If you offer a wealthy elite any fish that is not gathered by depleting the oceans, they will recoil in horror. It is unclear why they recognize that farms are essential for growing vegetables but think farmed fish should only be for the poor. 

The science says otherwise. Aquatic farming -- aquaculture -- can help feed the future global population while substantially reducing one of the biggest environmental impacts of protein production -- land use -- without requiring people to entirely abandon protein as a food source.

A new study from UC Santa Barbara's National Center for Ecological Analysis and Synthesis (NCEAS) found that the amount of cropland required to support future protein needs with more farmed aquatic animals would be significantly smaller than if terrestrial livestock production met those needs. This research is the first land-use analysis of future food systems to focus on aquaculture -- the world's fastest-growing food sector -- and helps reveal its potential role in conservation and food security. 
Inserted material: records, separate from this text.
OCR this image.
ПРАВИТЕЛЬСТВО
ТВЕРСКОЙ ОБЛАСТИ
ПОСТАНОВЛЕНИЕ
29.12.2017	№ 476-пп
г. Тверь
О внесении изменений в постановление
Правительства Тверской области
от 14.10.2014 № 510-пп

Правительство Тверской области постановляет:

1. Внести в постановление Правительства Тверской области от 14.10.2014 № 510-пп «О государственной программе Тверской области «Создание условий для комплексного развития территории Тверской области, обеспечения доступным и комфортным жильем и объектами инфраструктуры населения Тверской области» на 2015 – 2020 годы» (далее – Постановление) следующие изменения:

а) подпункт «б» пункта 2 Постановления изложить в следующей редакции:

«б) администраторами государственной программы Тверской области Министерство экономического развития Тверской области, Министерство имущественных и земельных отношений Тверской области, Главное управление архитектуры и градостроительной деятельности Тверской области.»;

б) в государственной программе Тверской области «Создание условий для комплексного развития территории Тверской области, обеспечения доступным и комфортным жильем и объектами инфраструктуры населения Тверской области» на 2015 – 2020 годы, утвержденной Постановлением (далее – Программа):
quaculture production depends on a number of land-based crops for feed, positioning it uniquely at the interface of aquatic and terrestrial food systems. To understand its land-use implications, the researchers examined how much land would be required to grow the seven most common crops used to feed both terrestrial livestock and farmed fish under three scenarios for the year 2050, synthesizing food production data from the FAO and other scientific sources.

The investigators compared a business-as-usual scenario in which terrestrial meat consumption continues to dominate seafood to two scenarios in which aquaculture meets the additional protein demands of the global population in 2050. They found that replacing the added terrestrial production with aquaculture instead could spare between 729 and 747 million land hectares globally; that's an area twice the size of India, the world's seventh biggest country.

These savings, which also consider the substitution of land required for livestock grazing, would occur whether future aquaculture growth is completely marine-based or a mix of marine and freshwater -- the two aquaculture scenarios the investigators assessed to understand a range of possible futures.

Land savings would be achieved because fish and other aquatic animals are extremely efficient at converting feed to biomass for human consumption. For example, a cow requires anywhere from six to 30-plus pounds of feed to gain one pound of biomass, while most farmed fish need just one to two pounds of feed to do the same. This efficiency translates into much less cropland required to grow feed for the fish that people eat.

These results highlight the role that food choices play in the future of biodiversity, the biggest threat to which is habitat lost to human land use.